PerM uses special periodic spaced seeds to balance the sensitivity and speed.
The following table shows the seed used for 50 bp SOLiD read. Specify which seed pattern to use to balance the speed and sensitivity, ex: specify --seed F4
to be fully sensitive to four mismatches.
|Seed Name|Pattern|Weight (Before extend)|Full Sensitive to|
|:------------|:----------|:---------------------|:----------------|
|F2|(111*1**)(111*1**)(111*1**)(111*1**)(111*1**)(111*1**)1
|25 |2 mis |
|S1,1|(1111**1***)(1111**1***)(1111**1***)(1111*1***)
|20 |1 mis+1 SNP |
|F3|(111*1**1***)(111*1**1***)(111*1**1***)(111*1*)
|19 |3 mis |
|S2,0|(1111**1****)(1111**1****)(1111**1****)(1111**1)
|20 |2 SNPs |
|F4|(11***1****)(11***1****)(11***1****)(11***1****)
|12 |4 mis |
The seed choice should depend on the size of your reference genome, how repetitive the reference is, the length of your read, the running time you expect. If you are mapping very short reads, say 25 bp to the whole human genome (3 billion bp), seed F2 already have too many random hits, not to mention F3 or F4. However, if your reference is small, ex: 3 million or less, you may use F3 on 25 bp reads but probably not F4. You can use --seed F3 with -v 5 or higher partial sensitivity. For 50 bp reads, F2 can be 52M reads/hr, F3 40M reads/hr and F4 is 4~10 M reads/hr, depends on whether the reads are from the repetitive regions.

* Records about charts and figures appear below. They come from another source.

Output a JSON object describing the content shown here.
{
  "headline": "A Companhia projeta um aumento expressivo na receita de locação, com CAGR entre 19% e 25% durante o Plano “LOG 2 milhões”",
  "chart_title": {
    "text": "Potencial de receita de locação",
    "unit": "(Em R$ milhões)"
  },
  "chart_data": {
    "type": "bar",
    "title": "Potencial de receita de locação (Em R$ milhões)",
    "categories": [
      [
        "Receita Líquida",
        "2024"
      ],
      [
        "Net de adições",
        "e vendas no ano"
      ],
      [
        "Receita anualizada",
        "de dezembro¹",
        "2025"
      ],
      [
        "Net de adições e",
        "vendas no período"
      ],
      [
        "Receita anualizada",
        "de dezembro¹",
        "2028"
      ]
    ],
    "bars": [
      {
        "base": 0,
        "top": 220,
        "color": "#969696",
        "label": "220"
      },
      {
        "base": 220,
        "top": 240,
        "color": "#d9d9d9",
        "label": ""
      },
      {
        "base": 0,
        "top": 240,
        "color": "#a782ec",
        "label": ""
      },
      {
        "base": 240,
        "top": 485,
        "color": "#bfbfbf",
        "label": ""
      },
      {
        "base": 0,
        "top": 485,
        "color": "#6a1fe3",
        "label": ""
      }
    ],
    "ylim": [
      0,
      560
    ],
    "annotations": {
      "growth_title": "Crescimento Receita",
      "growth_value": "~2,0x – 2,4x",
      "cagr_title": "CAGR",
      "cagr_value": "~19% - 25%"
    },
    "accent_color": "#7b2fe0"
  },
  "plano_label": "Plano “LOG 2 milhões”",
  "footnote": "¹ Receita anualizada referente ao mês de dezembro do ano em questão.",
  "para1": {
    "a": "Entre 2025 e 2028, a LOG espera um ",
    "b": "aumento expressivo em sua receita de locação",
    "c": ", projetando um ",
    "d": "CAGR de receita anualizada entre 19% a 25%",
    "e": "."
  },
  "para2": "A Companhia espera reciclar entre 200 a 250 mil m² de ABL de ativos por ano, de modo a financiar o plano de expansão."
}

Compared to Seed-Based Methods
Many programs, including Eland, MAQ, RMAP, ZOOM, SOCS, Crona Lite use a similar seed method. The reason that PerM can be faster is because its higher seed weight. Most these programs have a seed weight of 13 or 14, limited by the memory for hashing. To breakthrough this limit, PerM combines both hash tables and binary searching on the "periodic spaced seed array". The high seed weight is necessary for large genome with highly repetitive regions, which is typically the bottleneck of genome scale mapping.
Compared to BWT-Based Methods
Bowtie, BQA and SOAPv2 use the Burrows-Wheeler Transform to achieve a super memory efficient and fast reads mapping, especially for high quality, short reads, with no full sensitivity guaranteed. However, compared to the BWT based methods, PerM still has the following advantages.
(1) PerM can build index in shorter time, although with larger memory usage. Moreover, PerM can use multiple CPUs (potentially in a GPU) to build the index in parallel. Ex: using 16 CPUs shrinks the time to index hg18 from 2 hrs to 36 minutes; while the bwt methods may need 2 to 3 hours to build their index. This feature of PerM makes it very helpful for the one-time mapping task.
(2) PerM has special higher-weight seed to detect SNPs on the SOLiD color-base reads.
(3) PerM is fast even if most of the reads are not mapped. This may be the case for many poor quality SOLiD data. While Bowtie may fruitlessly exhaust its back tracking limit, PerM has a fixed number of shifts and expected number of random hits, which is not effected by those un-mapped reads.
(4) PerM can be full sensitive to four mismatches, with its F4 seed. With its F3 seed, PerM has high partial sensitivity for five (about 80%) and six (about 55%) substitutions. Although Bowtie can ignore the mismatches in the tail region or each read, the maximum number of mismatches allowed in the "cared region" is limited to three. This may not enough for SOLiD reads, especially as SOLiD reads get longer.
(5) PerM's mapping speed increases with the read length; Bowtie's mapping speed decreases with read length. This is because that PerM has a much more higher weight in long reads; in contrast to Bowtie has a larger backtracking search space for long reads. When the read length is long enough to provide sufficient weight, PerM is faster than Bowtie.
(6) Bowtie uses a ”quality-aware” backtracking algorithm, favoring mismatches on low quality positions and increasing the probability that alignments which suggest true SNP loci will be ignored. By contrast, PerM used a special seed full sensitive to one base and one color, finding all trusty SNP-supporting alignments with high efficiency.